Kenapa dominan? Saya bilang begini: bapak-bapak, kita tak punya uang. Mereka kaget karena sepanjang sejarah Pertamina tidak pernah seorang direktur keuangan menginformasikan kondisi keuangan. Mereka tahunya ada uang sehingga semuanya gampang, karena strukturnya memungkinkan.
Bagaimana struktur keuangan Pertamina?
Di hulu ada kepala keuangannya. Mereka kayak perusahaan sendiri. Mereka dikasih anggaran untuk jalan. Mereka enggak mau tahu arus kas seperti apa. Nah, waktu saya masuk, baru saya tahu ini perusahaan bangkrut. Utangnya sedemikian besar kepada pemerintah, tapi uangnya tidak ada.
Apa yang Anda temukan?
Keuangan Pertamina tidak kuat. Tidak punya uang kok foya-foya. Per 17 September 2003, Pertamina punya piutang ke pemerintah Rp 14 triliun, tapi utangnya ke pemerintah Rp 20 triliun. Padahal, pada 18 September kita harus bayar ke pemerintah Rp 18,4 triliun, sedangkan di kas cuma ada sisa uang Rp 6 triliun. Dan itu harus dibayar. Tahun 2004, arus kas Pertamina diproyeksikan negatif Rp 16,7 triliun.
Mengapa sampai parah seperti itu?
Karena duit yang digunakan untuk membayar utang jangka panjang adalah dana jangka pendek. Saya bilang ke Pak Boediono (Menteri Keuangan waktu itu), ini perusahaan sudah default (gagal bayar utang). Dia bilang, kamu menyesal dong masuk sini, diceburin. Saya bilang ini amanah, saya tidak cari kerja.
Karena itu, Anda mengusulkan menjual dua tanker itu?
Saya meminta kedua tanker itu dijual karena saya mengerti angka. Mau jual gedung tidak boleh, sementara cicilan terus dibayar. Kalau tidak, kapal itu bisa diambil Hyundai Heavy Industries. Karaha Bodas Company juga berniat menyita kapal itu. Ini semua tidak ada yang tahu. Sekarang saya dibilang dominan. Saya bilang di rapat, tidak bisa semua kotoran dilemparkan ke saya, semua harus teken untuk menyelamatkan perusahaan.
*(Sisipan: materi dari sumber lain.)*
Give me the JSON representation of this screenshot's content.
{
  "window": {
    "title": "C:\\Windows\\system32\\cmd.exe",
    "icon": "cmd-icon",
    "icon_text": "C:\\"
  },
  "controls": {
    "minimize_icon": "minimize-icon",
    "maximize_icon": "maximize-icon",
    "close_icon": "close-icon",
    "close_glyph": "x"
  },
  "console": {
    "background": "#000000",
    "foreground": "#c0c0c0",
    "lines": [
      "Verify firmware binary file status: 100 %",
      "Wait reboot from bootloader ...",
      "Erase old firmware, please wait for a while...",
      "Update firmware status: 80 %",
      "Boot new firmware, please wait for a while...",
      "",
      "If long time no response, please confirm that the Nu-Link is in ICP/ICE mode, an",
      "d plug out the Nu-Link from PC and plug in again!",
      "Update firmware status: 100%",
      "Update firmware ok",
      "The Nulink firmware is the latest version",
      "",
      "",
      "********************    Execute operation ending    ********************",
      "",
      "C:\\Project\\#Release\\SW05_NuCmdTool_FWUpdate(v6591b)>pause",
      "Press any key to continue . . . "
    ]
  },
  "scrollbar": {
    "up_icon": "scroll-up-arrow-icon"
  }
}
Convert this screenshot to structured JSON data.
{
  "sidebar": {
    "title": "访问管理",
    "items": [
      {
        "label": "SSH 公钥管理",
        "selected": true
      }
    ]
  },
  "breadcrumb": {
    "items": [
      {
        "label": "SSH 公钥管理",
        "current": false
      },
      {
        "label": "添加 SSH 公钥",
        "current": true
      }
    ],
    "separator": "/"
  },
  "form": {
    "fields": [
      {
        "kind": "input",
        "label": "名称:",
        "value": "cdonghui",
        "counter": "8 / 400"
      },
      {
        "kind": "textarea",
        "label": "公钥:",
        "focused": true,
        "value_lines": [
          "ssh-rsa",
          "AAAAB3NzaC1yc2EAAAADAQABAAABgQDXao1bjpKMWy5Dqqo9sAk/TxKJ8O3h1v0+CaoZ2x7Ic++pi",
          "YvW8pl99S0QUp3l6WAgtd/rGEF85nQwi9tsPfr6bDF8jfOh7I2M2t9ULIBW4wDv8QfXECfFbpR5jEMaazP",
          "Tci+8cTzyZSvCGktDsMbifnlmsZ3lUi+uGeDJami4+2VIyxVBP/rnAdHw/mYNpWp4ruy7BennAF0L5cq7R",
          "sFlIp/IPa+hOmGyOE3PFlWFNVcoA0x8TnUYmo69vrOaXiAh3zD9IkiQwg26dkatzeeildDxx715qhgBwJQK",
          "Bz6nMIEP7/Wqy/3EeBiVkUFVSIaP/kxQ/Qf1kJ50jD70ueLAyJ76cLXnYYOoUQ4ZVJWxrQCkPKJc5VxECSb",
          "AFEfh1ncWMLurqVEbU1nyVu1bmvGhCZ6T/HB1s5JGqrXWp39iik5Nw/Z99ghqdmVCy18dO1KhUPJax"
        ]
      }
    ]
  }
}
Niat KBC itu dinyatakan dalam bentuk apa?
Tanggal 6 Juli, Hyundai mengirim surat mengatakan kapal itu hendak disita KBC. Kita lalu menyiasati. Tengah malam menjelang 9 Juli, jual-beli kapal itu diteken dengan Hyundai dan Frontline. Kapal tak jadi disita karena sudah milik Frontline. Orang tidak tahu bagaimana deg-degannya menyelamatkan kapal itu.
Opsi penyelamatan lain tidak ada?
Kita bicarakan semua opsi sejak Januari 2004. Di DPR saya bilang keuangan Pertamina berdarah-darah. Persediaan BBM menipis. Batam dan Makassar sudah gelap. Kalau Jakarta kena, selesai sudah.
KPPU mengatakan ada kekurangan pembayaran yang tidak dibuktikan, hanya disebutkan cicilan kelima?
Itu bentuknya novasi dan sudah diterangkan kepada KPPU. Mereka tidak mengerti. Nilai bersih yang kita terima setelah dikurangi biaya-biaya hanya US$ 170,8 juta, bukan US$ 184 juta.
Menurut KPPU, kalau itu novasi, tetap harus ada buktinya?
Nanti kalau tanding di pengadilan mereka akan bilang, oh?ini toh. Mereka bilang ada uang hilang. Gila, kayak kita nyolong.
Mengapa penentuan Frontline sebagai pemenang dilakukan melalui negosiasi?
Tahap akhir memang negosiasi. Yang penting koridornya dipenuhi. Ini bukan pembelian, melainkan penjualan. Mereka kita tanding terbuka, bukan larak-lirik. Kalau tinggal dua penawar dengan beda harga lima persen, bisa negosiasi.
KPPU menganggap negosiasi itu bagian dari persekongkolan?
Kita bilang, sepanjang koridor, tak masalah. Secara bobot sudah diputuskan Frontline yang menang. Malah saya yang nyeletuk supaya hati-hati karena ada perbedaan harga US$ 5,5 juta. Saya yang ngomong. Kita juga menanyakan kepada mereka apa mereka bisa menaikkan harga lagi.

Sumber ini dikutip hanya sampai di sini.